Procedure:  Negative

 

These Regulations revoke and replace the Accounts and Audit (Wales) Regulations 2005 (as amended).  They consolidate all previous amendments and clarify the definitions of, and auditing practices applicable to, smaller and larger relevant bodies.

 

Technical Scrutiny

 

No points are identified for reporting under Standing Order 21.2  in respect of this instrument.

 

Merits Scrutiny

 

One point is identified for reporting under Standing order 21.3(ii) namely that it is of political importance or gives rise to issues of public policy likely to be of interest to the Assembly.

 

Regulation 9 provides that the statement of accounts required to be prepared by a larger relevant authority must include (inter alia) a note of the remuneration and contribution to the pensions by the relevant authority of senior employees or relevant police officers. Individuals whose salary is over £150,000 a year are to be identified by name; regulation 9(5) provides that the persons whose remuneration is to so noted must be listed individually and identified by way of job title only.  However this does potentially enable the identities of the latter category to be ascertained so giving rise to concerns relating to data protection and incompatibility with UN Convention on Human Rights.

 

The principle underlying the provision is not novel.  Similar requirements were found in the Local Authorities (Capital Finance and Accounting) (Wales) Regulations 2003 (and in subsequent amending regulations).  In 2009 The first time this provision was enacted within accounts and audit regulations was in The Account and Audit (Amendment No.2) (England) Regulations  2009; the same provision was then contained in the Wales regulations in 2010.

 

 

In 2009 the Joint Committee on Statutory Instruments considered the 2009 Regulations; the regulations were not reported.  Members may find informative the following extract from the Explanatory Memorandum laid with the 2009 Regulations.

 

“Of particular relevance to the Government’s consideration of the content of the Regulations was the response from the Information Commissioner’s Office (ICO). In the ICO’s response, it was noted that the Commissioner encourages public authorities to publish information pro-actively wherever possible, including certain information about staff costs. The Commissioner did not foresee that the proposals would be incompatible with the Data Protection Act, and envisaged that section 34 of that Act would apply. The Commissioner agreed that public sector workers who are responsible for major policy decisions and the spending of public money should expect some scrutiny of their pay, and supported the detailed reporting of remuneration as proposed, but sounded a note of caution that such disclosure should not be misleading.
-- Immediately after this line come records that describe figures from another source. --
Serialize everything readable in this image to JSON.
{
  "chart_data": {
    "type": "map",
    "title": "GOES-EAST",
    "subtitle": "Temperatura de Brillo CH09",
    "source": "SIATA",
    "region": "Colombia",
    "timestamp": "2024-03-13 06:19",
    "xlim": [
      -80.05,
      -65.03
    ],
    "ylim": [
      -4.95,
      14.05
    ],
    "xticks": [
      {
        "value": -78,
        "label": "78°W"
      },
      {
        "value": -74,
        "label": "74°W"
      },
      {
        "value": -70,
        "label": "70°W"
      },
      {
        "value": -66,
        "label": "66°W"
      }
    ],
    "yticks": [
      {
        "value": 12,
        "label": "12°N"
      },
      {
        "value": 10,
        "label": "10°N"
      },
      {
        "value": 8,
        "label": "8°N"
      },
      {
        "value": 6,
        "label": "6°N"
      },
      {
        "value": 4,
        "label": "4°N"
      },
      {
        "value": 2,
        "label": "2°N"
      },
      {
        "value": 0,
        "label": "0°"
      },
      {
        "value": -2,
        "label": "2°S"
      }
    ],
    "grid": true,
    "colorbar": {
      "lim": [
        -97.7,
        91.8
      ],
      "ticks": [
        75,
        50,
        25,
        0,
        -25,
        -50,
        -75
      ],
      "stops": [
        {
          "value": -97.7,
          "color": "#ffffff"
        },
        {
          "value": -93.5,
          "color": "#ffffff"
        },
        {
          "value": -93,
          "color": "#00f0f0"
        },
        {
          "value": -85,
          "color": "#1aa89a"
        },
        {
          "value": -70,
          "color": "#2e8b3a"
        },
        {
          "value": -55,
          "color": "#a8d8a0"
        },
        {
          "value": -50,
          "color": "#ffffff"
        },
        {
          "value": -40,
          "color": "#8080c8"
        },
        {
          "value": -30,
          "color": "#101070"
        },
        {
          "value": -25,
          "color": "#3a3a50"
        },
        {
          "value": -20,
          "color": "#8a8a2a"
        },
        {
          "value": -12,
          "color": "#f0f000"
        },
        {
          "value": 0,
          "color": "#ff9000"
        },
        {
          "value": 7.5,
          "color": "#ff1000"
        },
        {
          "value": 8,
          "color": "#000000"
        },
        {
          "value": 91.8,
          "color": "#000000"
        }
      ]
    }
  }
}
Disclosure should provide transparency about the expenditure of public money, not an employee’s purely private financial affairs”.

 

Notwithstanding the potential data protection and human rights issues potentially raised by this provision, Members may consider that the public interest in the accountability of public bodies regarding the expenditure of public money, including on the remuneration of public sector workers, must be balanced against the protection of private information and private interests of the persons involved regarding the protection of private information.